Donors also appear to be making contributions with the goal of earning goodwill from Trump, with CBS News reporting that officials at some companies were giving money in order to show support for Trump while supporting a “nonpartisan cause.” Among the known ballroom donors are federal contractors, companies facing adverse government action and individual members of Trump’s administration or their families.  

Finally, although the Trust for the National Mall is accepting donations, it is not responsible for the actual ballroom project. A spokesperson for the charity “told CBS News the White House and National Park Service are responsible for construction and design.” NBC News reported that Trust officials have stressed that they’re only managing the donations.

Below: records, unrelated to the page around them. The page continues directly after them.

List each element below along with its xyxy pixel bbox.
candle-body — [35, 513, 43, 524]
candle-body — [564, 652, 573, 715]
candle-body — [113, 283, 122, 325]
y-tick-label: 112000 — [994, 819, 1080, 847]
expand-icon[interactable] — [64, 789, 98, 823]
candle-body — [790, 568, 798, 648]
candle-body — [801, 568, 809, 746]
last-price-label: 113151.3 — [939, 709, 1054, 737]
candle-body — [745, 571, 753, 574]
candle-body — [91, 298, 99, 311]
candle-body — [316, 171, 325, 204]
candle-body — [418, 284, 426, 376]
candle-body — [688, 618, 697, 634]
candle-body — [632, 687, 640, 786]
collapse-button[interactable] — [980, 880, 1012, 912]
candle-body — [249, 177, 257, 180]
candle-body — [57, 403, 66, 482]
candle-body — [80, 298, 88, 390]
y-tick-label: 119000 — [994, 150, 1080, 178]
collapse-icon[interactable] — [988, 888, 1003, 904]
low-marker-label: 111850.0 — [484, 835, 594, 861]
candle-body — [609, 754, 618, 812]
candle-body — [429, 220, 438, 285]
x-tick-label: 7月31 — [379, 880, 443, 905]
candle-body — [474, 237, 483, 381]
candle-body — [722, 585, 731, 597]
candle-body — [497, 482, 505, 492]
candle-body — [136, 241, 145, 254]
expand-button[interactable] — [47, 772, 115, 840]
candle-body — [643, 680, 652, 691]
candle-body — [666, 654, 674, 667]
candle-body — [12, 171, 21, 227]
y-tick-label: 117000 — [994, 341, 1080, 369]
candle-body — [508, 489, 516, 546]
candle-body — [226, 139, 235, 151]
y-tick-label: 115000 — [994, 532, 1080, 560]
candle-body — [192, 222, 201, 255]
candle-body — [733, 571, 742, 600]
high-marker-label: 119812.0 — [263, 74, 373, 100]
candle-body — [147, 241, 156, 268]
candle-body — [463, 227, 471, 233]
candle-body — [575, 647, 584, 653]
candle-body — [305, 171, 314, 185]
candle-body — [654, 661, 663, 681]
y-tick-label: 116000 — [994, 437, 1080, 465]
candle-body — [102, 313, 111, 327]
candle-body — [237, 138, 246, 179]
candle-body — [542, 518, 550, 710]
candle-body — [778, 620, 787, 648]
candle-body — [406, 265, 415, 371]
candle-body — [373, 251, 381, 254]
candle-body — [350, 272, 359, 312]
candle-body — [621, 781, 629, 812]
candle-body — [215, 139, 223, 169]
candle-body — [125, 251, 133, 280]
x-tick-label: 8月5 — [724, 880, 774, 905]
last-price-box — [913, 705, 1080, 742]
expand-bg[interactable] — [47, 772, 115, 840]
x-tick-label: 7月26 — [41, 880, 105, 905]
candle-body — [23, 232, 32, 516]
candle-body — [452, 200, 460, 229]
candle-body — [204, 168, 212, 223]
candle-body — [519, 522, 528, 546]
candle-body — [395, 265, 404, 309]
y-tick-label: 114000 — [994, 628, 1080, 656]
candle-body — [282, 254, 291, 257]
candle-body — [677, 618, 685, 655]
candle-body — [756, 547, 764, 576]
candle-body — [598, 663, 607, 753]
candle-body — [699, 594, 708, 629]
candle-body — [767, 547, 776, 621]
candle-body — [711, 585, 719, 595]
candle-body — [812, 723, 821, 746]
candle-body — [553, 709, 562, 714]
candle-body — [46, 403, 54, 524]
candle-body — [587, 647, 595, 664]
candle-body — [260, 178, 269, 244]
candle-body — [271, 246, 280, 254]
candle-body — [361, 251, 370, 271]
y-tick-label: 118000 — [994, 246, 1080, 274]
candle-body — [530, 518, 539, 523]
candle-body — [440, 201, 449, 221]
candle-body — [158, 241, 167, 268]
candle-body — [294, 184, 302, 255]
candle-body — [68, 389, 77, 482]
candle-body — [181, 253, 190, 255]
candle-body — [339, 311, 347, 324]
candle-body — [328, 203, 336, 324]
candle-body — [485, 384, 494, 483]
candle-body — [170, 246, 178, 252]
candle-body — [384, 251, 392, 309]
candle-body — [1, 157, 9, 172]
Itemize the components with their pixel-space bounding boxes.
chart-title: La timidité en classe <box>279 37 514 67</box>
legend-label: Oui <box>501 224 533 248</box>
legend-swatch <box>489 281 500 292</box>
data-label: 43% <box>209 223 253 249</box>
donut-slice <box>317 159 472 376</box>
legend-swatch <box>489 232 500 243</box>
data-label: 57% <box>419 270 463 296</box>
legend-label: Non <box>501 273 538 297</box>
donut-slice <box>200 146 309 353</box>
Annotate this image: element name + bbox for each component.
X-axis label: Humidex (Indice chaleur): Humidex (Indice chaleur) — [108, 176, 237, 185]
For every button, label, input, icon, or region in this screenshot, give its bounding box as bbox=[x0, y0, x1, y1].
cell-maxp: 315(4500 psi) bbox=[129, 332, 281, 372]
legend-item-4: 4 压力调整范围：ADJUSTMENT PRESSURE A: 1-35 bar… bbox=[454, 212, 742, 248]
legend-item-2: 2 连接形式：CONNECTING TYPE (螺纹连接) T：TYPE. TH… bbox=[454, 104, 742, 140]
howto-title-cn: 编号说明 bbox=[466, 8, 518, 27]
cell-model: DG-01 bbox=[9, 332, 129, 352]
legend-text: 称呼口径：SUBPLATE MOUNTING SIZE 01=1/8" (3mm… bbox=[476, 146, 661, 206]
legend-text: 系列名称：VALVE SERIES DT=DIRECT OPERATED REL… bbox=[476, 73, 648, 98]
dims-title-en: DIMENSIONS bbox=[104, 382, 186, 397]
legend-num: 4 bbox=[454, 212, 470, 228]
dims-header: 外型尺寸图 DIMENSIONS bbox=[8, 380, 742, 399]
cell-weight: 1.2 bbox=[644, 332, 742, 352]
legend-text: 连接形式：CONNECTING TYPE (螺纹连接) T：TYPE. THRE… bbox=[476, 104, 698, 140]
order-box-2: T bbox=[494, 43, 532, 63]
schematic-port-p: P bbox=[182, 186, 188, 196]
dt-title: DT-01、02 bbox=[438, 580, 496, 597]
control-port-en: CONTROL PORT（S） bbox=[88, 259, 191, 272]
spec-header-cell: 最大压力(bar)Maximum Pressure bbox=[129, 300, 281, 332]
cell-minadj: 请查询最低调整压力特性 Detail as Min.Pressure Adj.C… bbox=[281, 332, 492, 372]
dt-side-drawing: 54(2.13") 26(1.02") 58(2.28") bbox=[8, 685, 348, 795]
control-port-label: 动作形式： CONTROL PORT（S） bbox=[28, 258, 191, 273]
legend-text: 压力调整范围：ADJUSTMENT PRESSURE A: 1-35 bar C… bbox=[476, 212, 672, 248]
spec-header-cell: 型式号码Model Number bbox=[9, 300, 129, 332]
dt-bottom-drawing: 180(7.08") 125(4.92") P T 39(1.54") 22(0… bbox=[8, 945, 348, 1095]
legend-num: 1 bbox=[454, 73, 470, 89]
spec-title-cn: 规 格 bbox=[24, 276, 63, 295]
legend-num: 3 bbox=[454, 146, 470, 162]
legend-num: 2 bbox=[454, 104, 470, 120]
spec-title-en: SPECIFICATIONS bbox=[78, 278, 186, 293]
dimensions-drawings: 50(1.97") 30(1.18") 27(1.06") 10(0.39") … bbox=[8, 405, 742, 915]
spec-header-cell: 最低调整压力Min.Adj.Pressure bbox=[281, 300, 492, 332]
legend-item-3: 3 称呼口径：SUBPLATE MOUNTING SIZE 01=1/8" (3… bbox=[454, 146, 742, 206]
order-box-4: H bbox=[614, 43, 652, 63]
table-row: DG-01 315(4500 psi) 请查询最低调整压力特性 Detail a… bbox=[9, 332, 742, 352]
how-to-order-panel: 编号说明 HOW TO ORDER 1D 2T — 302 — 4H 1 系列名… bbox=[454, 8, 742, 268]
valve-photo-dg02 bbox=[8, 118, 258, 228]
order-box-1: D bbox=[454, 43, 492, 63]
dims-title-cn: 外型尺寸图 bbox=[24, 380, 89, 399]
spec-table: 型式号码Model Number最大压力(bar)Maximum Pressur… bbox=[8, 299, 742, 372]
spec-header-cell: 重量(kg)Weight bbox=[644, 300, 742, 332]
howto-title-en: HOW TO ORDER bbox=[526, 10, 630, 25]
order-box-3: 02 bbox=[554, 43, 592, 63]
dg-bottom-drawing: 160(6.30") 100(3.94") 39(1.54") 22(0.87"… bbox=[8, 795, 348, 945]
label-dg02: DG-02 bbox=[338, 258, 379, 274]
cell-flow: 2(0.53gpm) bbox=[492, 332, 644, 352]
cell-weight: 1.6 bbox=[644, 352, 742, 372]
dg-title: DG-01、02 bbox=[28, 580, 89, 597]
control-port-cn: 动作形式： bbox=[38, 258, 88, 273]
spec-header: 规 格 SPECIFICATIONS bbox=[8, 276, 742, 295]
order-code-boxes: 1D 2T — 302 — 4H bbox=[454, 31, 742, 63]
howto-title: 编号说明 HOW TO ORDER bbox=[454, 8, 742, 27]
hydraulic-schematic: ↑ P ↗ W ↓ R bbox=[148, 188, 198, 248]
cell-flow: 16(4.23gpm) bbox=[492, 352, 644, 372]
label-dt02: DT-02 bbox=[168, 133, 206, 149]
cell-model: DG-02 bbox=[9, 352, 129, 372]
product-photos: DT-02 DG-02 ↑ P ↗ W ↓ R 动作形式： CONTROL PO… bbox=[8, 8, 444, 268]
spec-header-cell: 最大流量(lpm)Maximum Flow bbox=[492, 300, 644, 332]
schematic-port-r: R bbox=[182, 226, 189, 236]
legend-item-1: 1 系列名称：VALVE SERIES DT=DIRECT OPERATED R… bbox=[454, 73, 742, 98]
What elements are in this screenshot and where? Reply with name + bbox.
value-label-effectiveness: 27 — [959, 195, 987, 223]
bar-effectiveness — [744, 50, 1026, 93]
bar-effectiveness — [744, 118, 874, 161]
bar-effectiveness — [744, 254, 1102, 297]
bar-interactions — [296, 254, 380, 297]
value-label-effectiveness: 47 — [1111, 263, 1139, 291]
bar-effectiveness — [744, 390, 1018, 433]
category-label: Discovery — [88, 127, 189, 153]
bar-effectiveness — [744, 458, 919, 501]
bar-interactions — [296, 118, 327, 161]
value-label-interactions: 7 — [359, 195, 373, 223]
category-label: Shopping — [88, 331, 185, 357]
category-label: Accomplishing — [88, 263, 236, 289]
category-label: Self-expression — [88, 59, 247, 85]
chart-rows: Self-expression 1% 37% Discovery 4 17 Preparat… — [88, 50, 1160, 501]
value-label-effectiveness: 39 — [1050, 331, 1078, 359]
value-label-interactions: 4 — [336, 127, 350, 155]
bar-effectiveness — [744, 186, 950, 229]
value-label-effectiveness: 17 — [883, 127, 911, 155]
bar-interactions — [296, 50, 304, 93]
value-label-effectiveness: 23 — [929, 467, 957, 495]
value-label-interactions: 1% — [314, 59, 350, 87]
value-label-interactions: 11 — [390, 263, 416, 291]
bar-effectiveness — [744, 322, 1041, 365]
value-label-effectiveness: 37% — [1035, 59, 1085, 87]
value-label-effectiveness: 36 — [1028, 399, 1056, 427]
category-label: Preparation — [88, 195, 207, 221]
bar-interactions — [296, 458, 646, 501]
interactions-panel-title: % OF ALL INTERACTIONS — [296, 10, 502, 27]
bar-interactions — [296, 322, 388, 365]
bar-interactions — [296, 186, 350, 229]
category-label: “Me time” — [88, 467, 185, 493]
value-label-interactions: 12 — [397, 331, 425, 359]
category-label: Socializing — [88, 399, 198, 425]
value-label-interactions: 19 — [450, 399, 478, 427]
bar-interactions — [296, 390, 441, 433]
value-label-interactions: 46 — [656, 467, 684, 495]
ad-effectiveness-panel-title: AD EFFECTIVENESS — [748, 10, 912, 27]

A board member of the Trust told NBC News that the organization was “the partner of the National Park Service” on the project, but the Washington Post reported that the National Park Service “has been shut out of the most important planning decisions,” according to a commissioner on the National Capital Planning Commission who said “it’s all being managed by a single person at the highest level.”

In sum, the available evidence indicates that contributions to the Trust for the National Mall to fund the new White House ballroom meet the current disclosure requirements under section 203 and are obligated to be disclosed by all registrants who donate. Notably, although under different circumstances, multiple companies, including two–Facebook (Meta) and Comcast–that the White House disclosed as ballroom donors, have previously reported donations to the Trust for the National Mall in their lobbying contribution reports. So far, only Vantive has disclosed its contribution to the Trust for the National Mall in relation to the ballroom project.

Even if there is disagreement about whether the ballroom donations qualify under section 203, the contributions, which have sparked intense public interest and raise serious corruption concerns, clearly meet the spirit of the disclosure rules and the donors who otherwise file lobbying contribution reports should act as though they are required to be disclosed. In such a case, Congress should update the rules and guidance to make crystal clear that these types of contributions should be reported publicly.